There were pages upon pages of these brutal black on White murders. I was in disbelief. At this moment I realized that something was very wrong.

have any connection with his murders. These words, we must believe, just came about at random. They have no connection to any deeds performed, perhaps not even to policies preferred. People talk, you understand. That Roof told us at the end of his vile manifesto that he would turn thought into action must constitute another of those inexplicable mysteries:

I have no choice. I am not in the position to, alone, go into the ghetto and fight. I chose Charleston because it is most historic city in my state, and at one time had the highest ratio of blacks to Whites in the country. We have no skinheads, no real KKK, no one doing anything but talking on the internet. Well someone has to have the bravery to take it to the real world, and I guess that has to be me.

Council of Conservative CitizensWhat on earth could that possibly mean? The CofCC condemns Roof’s murders, as one would expect, but goes on to say that

In his manifesto, Roof outlines other grievances felt by many whites. Again, we utterly condemn Roof’s despicable killings, but they do not detract in the slightest from the legitimacy of some of the positions he has expressed. *Ignoring legitimate grievances is dangerous*.

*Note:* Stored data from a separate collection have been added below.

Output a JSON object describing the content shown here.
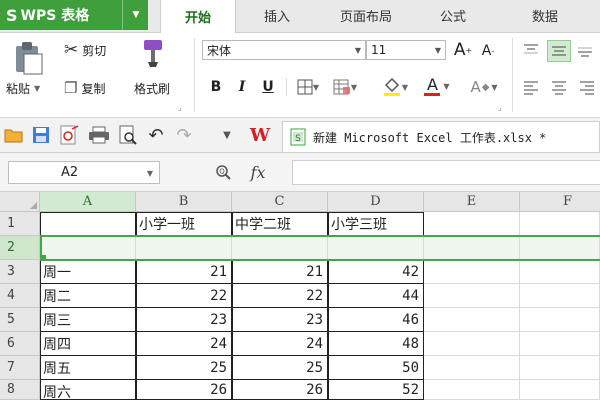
{
  "app": {
    "logo": "S",
    "name": "WPS 表格",
    "caret": "▼"
  },
  "tabs": [
    {
      "label": "开始",
      "active": true
    },
    {
      "label": "插入"
    },
    {
      "label": "页面布局"
    },
    {
      "label": "公式"
    },
    {
      "label": "数据"
    }
  ],
  "ribbon": {
    "paste_label": "粘贴",
    "cut_label": "剪切",
    "copy_label": "复制",
    "format_painter_label": "格式刷",
    "font_name": "宋体",
    "font_size": "11",
    "grow_font": "A",
    "shrink_font": "A",
    "bold": "B",
    "italic": "I",
    "underline": "U",
    "font_color_letter": "A",
    "clear_letter": "A",
    "colors": {
      "font_color": "#e0201c",
      "fill_color": "#ffee00"
    }
  },
  "quickbar": {
    "doc_title": "新建 Microsoft Excel 工作表.xlsx *",
    "wps_logo": "W"
  },
  "formula_bar": {
    "name_box": "A2",
    "fx_label": "fx",
    "formula_value": ""
  },
  "sheet": {
    "columns": [
      "A",
      "B",
      "C",
      "D",
      "E",
      "F"
    ],
    "rows": [
      {
        "num": "1",
        "cells": [
          "",
          "小学一班",
          "中学二班",
          "小学三班",
          "",
          ""
        ]
      },
      {
        "num": "2",
        "cells": [
          "",
          "",
          "",
          "",
          "",
          ""
        ]
      },
      {
        "num": "3",
        "cells": [
          "周一",
          "21",
          "21",
          "42",
          "",
          ""
        ]
      },
      {
        "num": "4",
        "cells": [
          "周二",
          "22",
          "22",
          "44",
          "",
          ""
        ]
      },
      {
        "num": "5",
        "cells": [
          "周三",
          "23",
          "23",
          "46",
          "",
          ""
        ]
      },
      {
        "num": "6",
        "cells": [
          "周四",
          "24",
          "24",
          "48",
          "",
          ""
        ]
      },
      {
        "num": "7",
        "cells": [
          "周五",
          "25",
          "25",
          "50",
          "",
          ""
        ]
      },
      {
        "num": "8",
        "cells": [
          "周六",
          "26",
          "26",
          "52",
          "",
          ""
        ]
      }
    ]
  },
  "colors": {
    "accent": "#3f9f3d",
    "selection": "#4aa34a"
  }
}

It wouldn’t do for the uptown Klan to admit to the consequences of its propaganda. It also wouldn’t do for them to miss the chance to hint that whatever they had to say for public consumption, those who ignored their “legitimate grievances” about such horrors as race mixing courted danger.

In recognizing all of this, we could easily yield to the temptation to quarantine Roof and the CofCC away. If he did not act alone, then he acted in concert with a paradoxical group lone wolves who have nothing to do with the rest of us. But groups like the CofCC and the Klan don’t just happen any more than mass murder just happens. People join them for a reason. Others make excuses for them for a reason. We do not come into the world as members, but rather learn to hate and learn to hide it from ourselves. In doing that, how many of us follow in Roof’s footsteps, taking our “small amount of racial awareness” and upgrading it as necessary?

Most of us will never shoot a person, but that doesn’t make us innocent. Most of us never join the Army either, but plenty of Americans will support most any war offered up. We might even speak ritual condemnations of structural injustice, but then vote for politicians of both parties who endorse, continue, and strengthen the policies that create the injustice. If we take these acts for granted, then we should accept our share of culpability for their outcomes. Enabling denials and indifference do not exist apart from or independent of more active and violent expressions of hate. Rather they go together hand in glove, an organic whole. Every person who fires a gun, hangs a noose, or wields a whip in the service of white domination has an uncounted multitude behind and to the side. These multitudes speak in myriad ways to the gunman and lyncher: You answer a true and great threat. You do our will, what we dare not. You do nobly and right. Each part of that chorus forms an indispensable element of the song. The performance only ends, for now, with a crescendo of blood and bullets.

The CofCC and others form part of that chorus. Others, who insist in more coded terms that each killing presents us with an inscrutable mystery, don’t sing quite so loudly. But they also have an audience that buys the tickets and fills the seats when the curtain rises. Without the audience, no part of the band would long endure. We come together in these places, as we do in churches and other gathering places, to make our communities. We could patronize other artists and form different communities. Taking the flags down at the cost of nine lives, a century and a half after slavery, makes for a miserably small step in that direction.